Review: Banjara, by Shana Chandra
'The novel moves between past and present in two narrative strands, exploring how the legacies of Indo-Fijian indenture continue to reverberate across generations...'
An Aotearoa-born (now France-based) writer of Indo-Fijian and Girmitiya descent, Shana Chandra has written widely across global magazine and digital platforms, engaging critically with fashion, art, design, and culture. In Banjara, her captivating debut novel, she turns to fiction in a work that seeks not only to tell a story, but to recover one. Drawing on research, oral histories, and imaginative reconstruction, the novel moves between past and present in two narrative strands, exploring how the legacies of Indo-Fijian indenture continue to reverberate across generations.
Avani, a young woman from a nomadic community in Rajasthan, is torn from her home during the girmit era – the period between 1879 and 1916 when the British transported more than 60,000 Indians to work on sugar plantations in Fiji as indentured labour. She must survive the brutal journey across the ocean to a country and a future she does not know. A century later, her great-granddaughter Meera, born in Auckland, seeks to make sense of her fractured heritage. Together, their stories trace a lineage marked by displacement, colonial labour extraction, and an ongoing search for belonging.
Avani’s story is firmly embedded within the friendships of the women taken aboard the Hereford with her, relationships that sustain her throughout the journey and upon her arrival in the new land. These female characters, vividly drawn and purposefully centred, offer a counterweight to the brutality of the journey and the conditions of indentured life. Chandra’s choice to place these connections at the emotional core of Avani’s narrative humanises the experience of indenture, highlighting the resilience, agency, and solidarity of the Girmitiyas in the face of their exploitation. The women’s strength, while compelling, softens the viscerality of their fear and confusion, the depth of their uprooting, and the strangeness of the new land. As well, the narrative rarely lingers on the perpetrators, the Gora, except where necessary. This restraint may well be a deliberate choice, one that privileges survival over spectacle, though it may leave some wanting a fuller reckoning with the violence and dislocation that underpin the story. Whether this lightness registers as a strength or a limitation will likely depend on the reader.
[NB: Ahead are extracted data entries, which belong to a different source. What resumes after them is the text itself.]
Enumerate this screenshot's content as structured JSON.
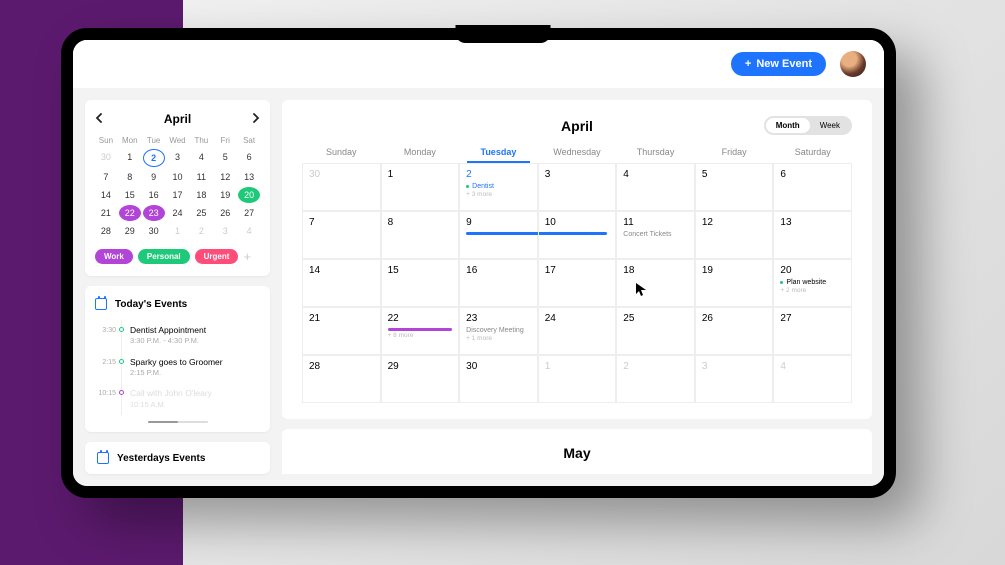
{
  "topbar": {
    "new_event_label": "New Event"
  },
  "minical": {
    "title": "April",
    "dow": [
      "Sun",
      "Mon",
      "Tue",
      "Wed",
      "Thu",
      "Fri",
      "Sat"
    ],
    "rows": [
      [
        {
          "n": "30",
          "dim": true
        },
        {
          "n": "1"
        },
        {
          "n": "2",
          "today": true
        },
        {
          "n": "3"
        },
        {
          "n": "4"
        },
        {
          "n": "5"
        },
        {
          "n": "6"
        }
      ],
      [
        {
          "n": "7"
        },
        {
          "n": "8"
        },
        {
          "n": "9"
        },
        {
          "n": "10"
        },
        {
          "n": "11"
        },
        {
          "n": "12"
        },
        {
          "n": "13"
        }
      ],
      [
        {
          "n": "14"
        },
        {
          "n": "15"
        },
        {
          "n": "16"
        },
        {
          "n": "17"
        },
        {
          "n": "18"
        },
        {
          "n": "19"
        },
        {
          "n": "20",
          "green": true
        }
      ],
      [
        {
          "n": "21"
        },
        {
          "n": "22",
          "sel": true
        },
        {
          "n": "23",
          "sel": true
        },
        {
          "n": "24"
        },
        {
          "n": "25"
        },
        {
          "n": "26"
        },
        {
          "n": "27"
        }
      ],
      [
        {
          "n": "28"
        },
        {
          "n": "29"
        },
        {
          "n": "30"
        },
        {
          "n": "1",
          "dim": true
        },
        {
          "n": "2",
          "dim": true
        },
        {
          "n": "3",
          "dim": true
        },
        {
          "n": "4",
          "dim": true
        }
      ]
    ],
    "tags": {
      "work": "Work",
      "personal": "Personal",
      "urgent": "Urgent"
    }
  },
  "today": {
    "title": "Today's Events",
    "items": [
      {
        "time": "3:30",
        "dot": "green",
        "title": "Dentist Appointment",
        "sub": "3:30 P.M. - 4:30 P.M."
      },
      {
        "time": "2:15",
        "dot": "green",
        "title": "Sparky goes to Groomer",
        "sub": "2:15 P.M."
      },
      {
        "time": "10:15",
        "dot": "purple",
        "title": "Call with John O'leary",
        "sub": "10:15 A.M.",
        "fade": true
      }
    ]
  },
  "yesterday": {
    "title": "Yesterdays Events"
  },
  "maincal": {
    "title": "April",
    "view": {
      "month": "Month",
      "week": "Week",
      "active": "month"
    },
    "dow": [
      "Sunday",
      "Monday",
      "Tuesday",
      "Wednesday",
      "Thursday",
      "Friday",
      "Saturday"
    ],
    "dow_selected": 2,
    "cells": [
      [
        {
          "n": "30",
          "dim": true
        },
        {
          "n": "1"
        },
        {
          "n": "2",
          "today": true,
          "evt": {
            "dot": "green",
            "label": "Dentist"
          },
          "more": "+ 3 more"
        },
        {
          "n": "3"
        },
        {
          "n": "4"
        },
        {
          "n": "5"
        },
        {
          "n": "6"
        }
      ],
      [
        {
          "n": "7"
        },
        {
          "n": "8"
        },
        {
          "n": "9",
          "bar": "blue",
          "barspan": 2
        },
        {
          "n": "10"
        },
        {
          "n": "11",
          "note": "Concert Tickets"
        },
        {
          "n": "12"
        },
        {
          "n": "13"
        }
      ],
      [
        {
          "n": "14"
        },
        {
          "n": "15"
        },
        {
          "n": "16"
        },
        {
          "n": "17"
        },
        {
          "n": "18",
          "cursor": true
        },
        {
          "n": "19"
        },
        {
          "n": "20",
          "evt": {
            "dot": "green",
            "label": "Plan website"
          },
          "more": "+ 2 more"
        }
      ],
      [
        {
          "n": "21"
        },
        {
          "n": "22",
          "bar": "purple",
          "more": "+ 8 more"
        },
        {
          "n": "23",
          "note": "Discovery Meeting",
          "more": "+ 1 more"
        },
        {
          "n": "24"
        },
        {
          "n": "25"
        },
        {
          "n": "26"
        },
        {
          "n": "27"
        }
      ],
      [
        {
          "n": "28"
        },
        {
          "n": "29"
        },
        {
          "n": "30"
        },
        {
          "n": "1",
          "dim": true
        },
        {
          "n": "2",
          "dim": true
        },
        {
          "n": "3",
          "dim": true
        },
        {
          "n": "4",
          "dim": true
        }
      ]
    ]
  },
  "nextcal": {
    "title": "May"
  }
}
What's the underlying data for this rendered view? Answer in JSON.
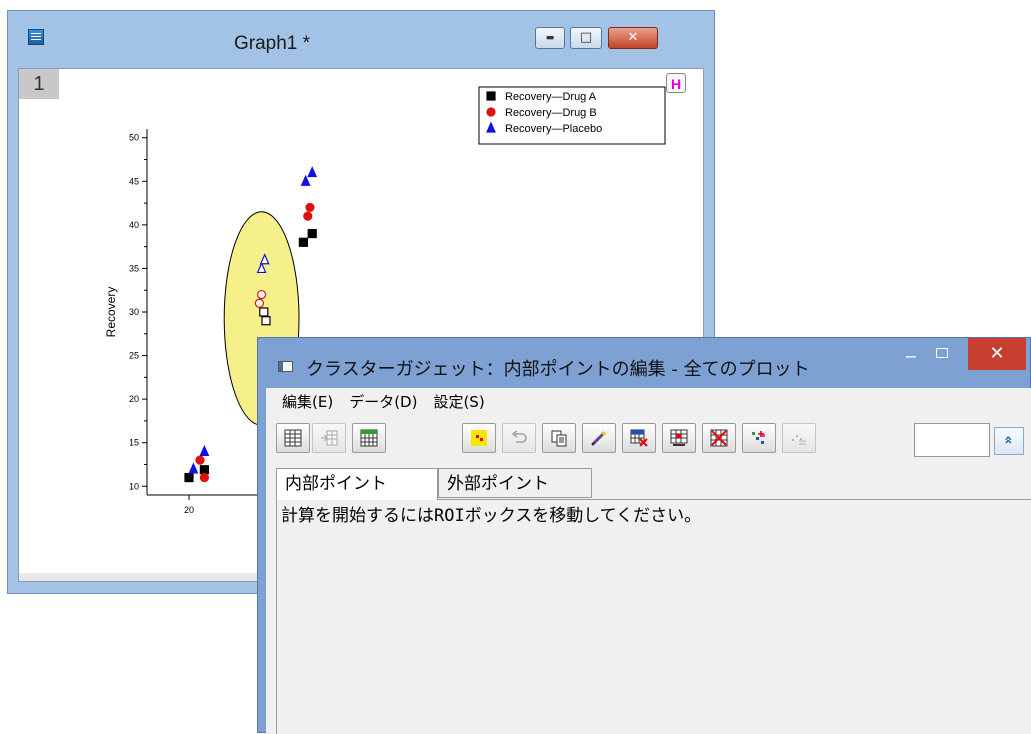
{
  "graph_window": {
    "title": "Graph1 *",
    "layer_badge": "1",
    "h_badge": "H",
    "buttons": {
      "minimize": "▬",
      "maximize": "□",
      "close": "✕"
    }
  },
  "chart_data": {
    "type": "scatter",
    "ylabel": "Recovery",
    "xlabel": "",
    "y_ticks": [
      "10",
      "15",
      "20",
      "25",
      "30",
      "35",
      "40",
      "45",
      "50"
    ],
    "x_ticks": [
      "20"
    ],
    "ylim": [
      9,
      51
    ],
    "xlim": [
      18,
      70
    ],
    "legend": {
      "placement": "top-right"
    },
    "series": [
      {
        "name": "Recovery—Drug A",
        "marker": "square",
        "color": "#000000",
        "points": [
          [
            20,
            11
          ],
          [
            23.5,
            11.9
          ],
          [
            37,
            30
          ],
          [
            37.5,
            29
          ],
          [
            46,
            38
          ],
          [
            48,
            39
          ]
        ]
      },
      {
        "name": "Recovery—Drug B",
        "marker": "circle",
        "color": "#e01010",
        "points": [
          [
            22.5,
            13
          ],
          [
            23.5,
            11
          ],
          [
            36,
            31
          ],
          [
            36.5,
            32
          ],
          [
            47,
            41
          ],
          [
            47.5,
            42
          ]
        ]
      },
      {
        "name": "Recovery—Placebo",
        "marker": "triangle",
        "color": "#1010e0",
        "points": [
          [
            21,
            12
          ],
          [
            23.5,
            14
          ],
          [
            36.5,
            35
          ],
          [
            37.2,
            36
          ],
          [
            46.5,
            45
          ],
          [
            48,
            46
          ]
        ]
      }
    ],
    "roi": {
      "shape": "ellipse",
      "fill": "#f5f08a",
      "x_range": [
        28,
        45
      ],
      "y_range": [
        17,
        41.5
      ]
    },
    "inside_points_style": "hollow"
  },
  "dialog": {
    "title": "クラスターガジェット：内部ポイントの編集 - 全てのプロット",
    "min_glyph": "−",
    "close_glyph": "✕",
    "menu": [
      "編集(E)",
      "データ(D)",
      "設定(S)"
    ],
    "toolbar_icons": [
      "worksheet-grid-icon",
      "add-to-worksheet-icon",
      "new-worksheet-icon",
      "mask-points-icon",
      "undo-icon",
      "copy-icon",
      "eraser-icon",
      "delete-rows-icon",
      "remove-outliers-icon",
      "clear-mask-icon",
      "cluster-plot-icon",
      "data-points-icon"
    ],
    "expand_glyph": "»",
    "tabs": [
      "内部ポイント",
      "外部ポイント"
    ],
    "message": "計算を開始するにはROIボックスを移動してください。"
  }
}
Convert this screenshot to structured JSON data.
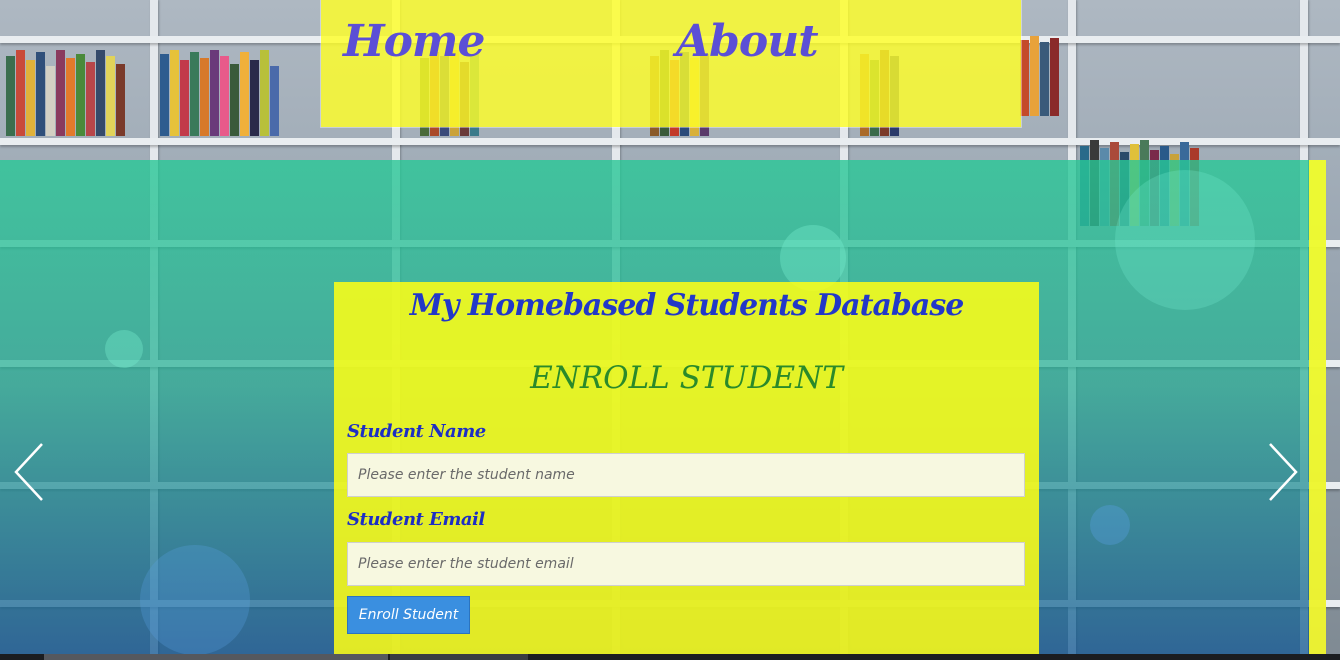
{
  "nav": {
    "home_label": "Home",
    "about_label": "About"
  },
  "form": {
    "site_title": "My Homebased Students Database",
    "heading": "ENROLL STUDENT",
    "name_label": "Student Name",
    "name_placeholder": "Please enter the student name",
    "email_label": "Student Email",
    "email_placeholder": "Please enter the student email",
    "submit_label": "Enroll Student"
  },
  "carousel": {
    "prev_icon": "chevron-left-icon",
    "next_icon": "chevron-right-icon"
  },
  "colors": {
    "nav_bg": "#ffff28",
    "nav_text": "#5b4fd6",
    "overlay_top": "#28c896",
    "overlay_bottom": "#195a96",
    "card_bg": "#ffff14",
    "title_text": "#2238c8",
    "heading_text": "#2a8a2a",
    "button_bg": "#3a8fe0"
  }
}
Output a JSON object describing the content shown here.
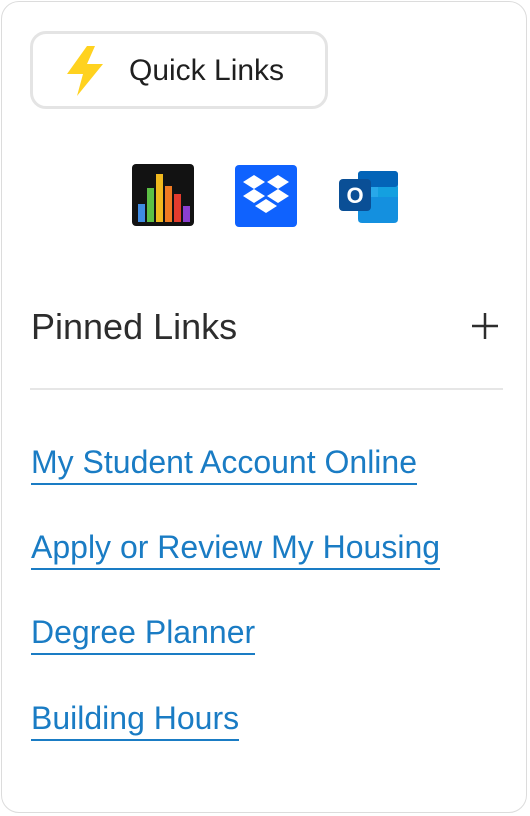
{
  "quick_links": {
    "label": "Quick Links",
    "icon": "lightning-bolt-icon"
  },
  "apps": [
    {
      "name": "analytics-chart-app-icon"
    },
    {
      "name": "dropbox-app-icon"
    },
    {
      "name": "outlook-app-icon",
      "letter": "O"
    }
  ],
  "pinned": {
    "title": "Pinned Links",
    "add_symbol": "+"
  },
  "links": [
    {
      "label": "My Student Account Online"
    },
    {
      "label": "Apply or Review My Housing"
    },
    {
      "label": "Degree Planner"
    },
    {
      "label": "Building Hours"
    }
  ],
  "colors": {
    "link": "#1a7cc4",
    "bolt": "#ffd21f",
    "dropbox": "#0f62fe",
    "outlook": "#0a64b8"
  }
}
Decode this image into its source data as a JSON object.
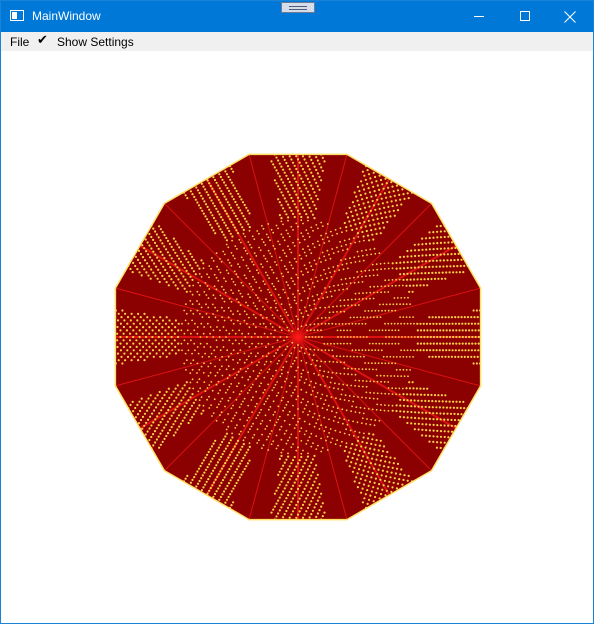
{
  "window": {
    "title": "MainWindow",
    "icons": {
      "app": "app-window-icon",
      "minimize": "minimize-icon",
      "maximize": "maximize-icon",
      "close": "close-icon",
      "grip": "drag-grip-icon"
    },
    "colors": {
      "titlebar": "#0078d7",
      "menubar": "#f0f0f0"
    }
  },
  "menu": {
    "file_label": "File",
    "check_icon": "✔",
    "settings_label": "Show Settings",
    "settings_checked": true
  },
  "render": {
    "shape": "dodecagon",
    "colors": {
      "background": "#8b0000",
      "dots": "#ffd24a",
      "rays": "#ff1a1a",
      "outline": "#ffe066"
    }
  }
}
In the contemporary strand, Meera must reckon with the broken links of her heritage. Language becomes both a link to her past and a reminder of her estrangement. As her understanding of Fiji Hindi – both ‘a broken Hindi’ and ‘a language of repair,’ stitching together fragments of dialect, English, and Fijian – begins to slip away, becoming ‘ghost words’, Meera searches for connection elsewhere. She finds it in her relationship with Vihan, an ‘Indian-Indian,’; in traditional dance; and ultimately in her journey to reconnect with the homeland of her ancestors:
‘I wanted to know who we were before Fiji, before indenture had withered our backs and the coups had slapped us with shame. I needed to understand the land that my people had been born to, to know who they were before Fiji moulded us.’
This inheritance – complex, conflict-filled, and largely unspoken – is one shared by a significant proportion of Fiji’s population today. To that end, Banjara speaks not only to the past, but to the ongoing realities for descendants of the Girmitiya and the legacies they continue to navigate. A colonial history shaped by divide-and-rule policies, land tensions, and political instability, leading to military coups in 1987, 2000, and 2006, has contributed to further waves of displacement, as many Indo-Fijians leave Fiji to begin again elsewhere.
This produces a particular dislocation of identity, of not quite being recognised as Pasifika, yet only feeling distantly connected to India. It is this tension, and the silences that surround it, that Chandra explores through Meera’s story. Fiji becomes, at once, a ‘mythical land’ of ancestral departure and a tourist paradise masking a more difficult history – one built, in part, on the labour of those who were forced to produce the sugar that fuelled its economy.
In the end, Meera arrives at a different, more expansive, understanding of belonging:
‘I had been looking for a land mass, a continent, an island to tell me who I was… The South Pacific Ocean was our birthplace… We were South Pacific people.’
Chandra, whose eight great-grandparents were Girmitiya, has taken on no small task with this novel. Weaving together oral histories and sparse archival records, and drawing on her own inheritance, she has produced a novel that is both thoughtful and resonant, and that deepens our understanding of a significant yet often overlooked history while opening space for reflection on identity, inheritance, and belonging. Banjara is a book that deserves a wide readership, and one that will, I hope, inspire many other stories like it.
Tracey Sharp is a Pākehā/Fijian writer from Tāmaki Makaurau whose work is shaped by questions of inequality, identity, and belonging. She holds Master’s degrees in Sociology and Creative Writing from the University of Auckland.